Karriere-Psychopath mit Sonderrechten
Boris Johnsons Chefberater Dominic Cummings und der Corona-Lockdown
- Regeln, Konventionen, hergebrachte Weisheiten? Dominic Cummings wischt sie alle beiseite. In Großbritannien galt bisher die eiserne Regel: Spitzenbeamte und hohe Berater des Premierministers geben niemals öffentliche Erklärungen ab, dafür sind gewählte Minister zuständig. Am späten Montagnachmittag aber trat der Stabschef von Premierminister Boris Johnson im Garten des Regierungssitzes Downing Street Nummer Zehn vor die Hauptstadtpresse, um sich für sein Verhalten im Corona-Lockdown zu rechtfertigen.
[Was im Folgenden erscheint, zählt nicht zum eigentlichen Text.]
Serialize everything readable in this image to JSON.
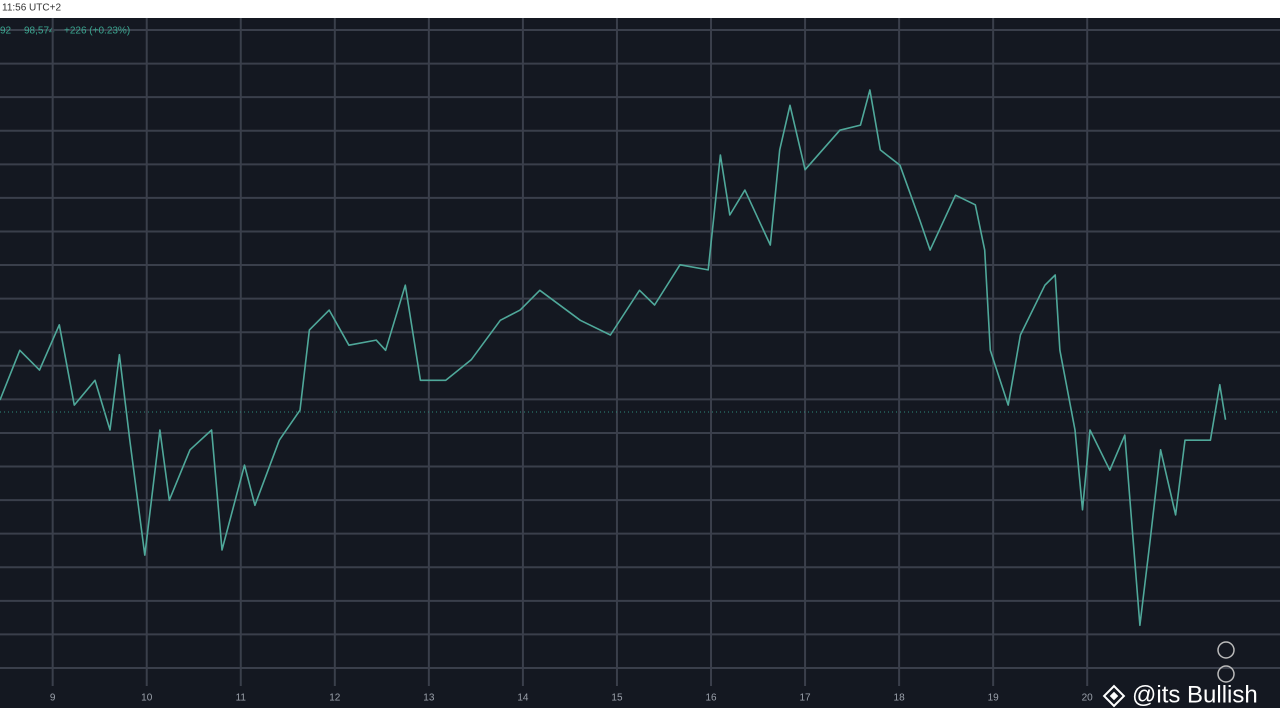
{
  "chart_data": {
    "type": "line",
    "header": "11:56 UTC+2",
    "legend_values": [
      "92",
      "98,574",
      "+226 (+0.23%)"
    ],
    "watermark": "@its Bullish",
    "xlim": [
      8.44,
      22.05
    ],
    "xticks": [
      9,
      10,
      11,
      12,
      13,
      14,
      15,
      16,
      17,
      18,
      19,
      20
    ],
    "ylim": [
      0,
      100
    ],
    "grid": true,
    "series": [
      {
        "color": "#4fa89a",
        "x": [
          8.44,
          8.65,
          8.86,
          9.07,
          9.23,
          9.45,
          9.61,
          9.71,
          9.82,
          9.98,
          10.14,
          10.24,
          10.46,
          10.69,
          10.8,
          11.04,
          11.15,
          11.41,
          11.63,
          11.73,
          11.94,
          12.15,
          12.44,
          12.54,
          12.75,
          12.91,
          13.18,
          13.45,
          13.76,
          13.97,
          14.18,
          14.61,
          14.93,
          15.24,
          15.4,
          15.67,
          15.97,
          16.1,
          16.2,
          16.36,
          16.63,
          16.73,
          16.84,
          17.0,
          17.37,
          17.59,
          17.69,
          17.8,
          18.01,
          18.22,
          18.33,
          18.6,
          18.81,
          18.91,
          18.97,
          19.16,
          19.29,
          19.55,
          19.66,
          19.71,
          19.87,
          19.95,
          20.03,
          20.24,
          20.4,
          20.56,
          20.67,
          20.78,
          20.94,
          21.04,
          21.31,
          21.41,
          21.47
        ],
        "values": [
          42,
          49.8,
          46.7,
          53.8,
          41.2,
          45.1,
          37.3,
          49.1,
          35.7,
          17.7,
          37.3,
          26.3,
          34.2,
          37.3,
          18.5,
          31.8,
          25.5,
          35.7,
          40.4,
          53,
          56.1,
          50.6,
          51.4,
          49.8,
          60,
          45.1,
          45.1,
          48.3,
          54.5,
          56.1,
          59.2,
          54.5,
          52.2,
          59.2,
          56.9,
          63.2,
          62.4,
          80.4,
          71,
          74.9,
          66.3,
          81.2,
          88.2,
          78.1,
          84.3,
          85.1,
          90.6,
          81.2,
          78.8,
          70.2,
          65.5,
          74.1,
          72.6,
          65.5,
          49.8,
          41.2,
          52.2,
          60,
          61.6,
          49.8,
          37.3,
          24.8,
          37.3,
          31,
          36.5,
          6.7,
          20.1,
          34.2,
          24,
          35.7,
          35.7,
          44.4,
          38.9
        ]
      }
    ]
  }
}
Ende März lauteten die Instruktionen der Regierung: die Wohnung nicht verlassen, keine unnötigen Reisen, bei Corona-Symptomen 14 Tage Selbstisolation in den eigenen vier Wänden. Cummings setzte sich über alles hinweg: Mit seiner Frau Mary Wakefield, einer bekannten Journalistin, und dem vierjährigen Sohn fuhr er mehr als 400 Kilometer zum Anwesen seiner Eltern im nordenglischen Durham. Wakefield litt bereits an Covid-Symptomen, Cummings musste kurz nach der Ankunft für mehr als eine Woche das Bett hüten – wenig überraschend, waren doch bereits zuvor Premier Johnson selbst, der Gesundheitsminister sowie der höchste Beamte des Landes positiv auf Sars-CoV-2 getestet worden.
Wer am Montag nach drei Tagen verheerender Schlagzeilen Zerknirschung oder gar eine Entschuldigung erwartet hatte, sah sich enttäuscht. „Ich habe nichts falsch gemacht, es ist die Schuld der Medien“– die Kernsätze der Einlassungen des 48Jährigen passen zu dem studierten Historiker mit Abschluss an der Elite-Uni Oxford und seiner Politik des Spaltens à la Donald Trump. Cummings zeichnet die grenzenlose Bereitschaft aus, seine eigene Weltsicht für richtig, alles andere für falsch zu halten.
In der britischen Politik hat er es damit weit gebracht. Mit beinharten Kampagnen machte er sich in EUfeindlichen Kreisen einen Namen, mischte zu Beginn des letzten Jahrzehnts das Bildungsministerium auf und diente im Brexit-Referendum der Vote Leave-Kampagne als Chefstratege. „Die Kontrolle zurückgewinnen“, take back control, jener ebenso simple wie einprägsame Slogan war Cummings Idee. Als BrexitVormann Boris Johnson vergangenen Juli in der Downing Street Einzug hielt, heuerte er den Vertrauten als Stabschef an.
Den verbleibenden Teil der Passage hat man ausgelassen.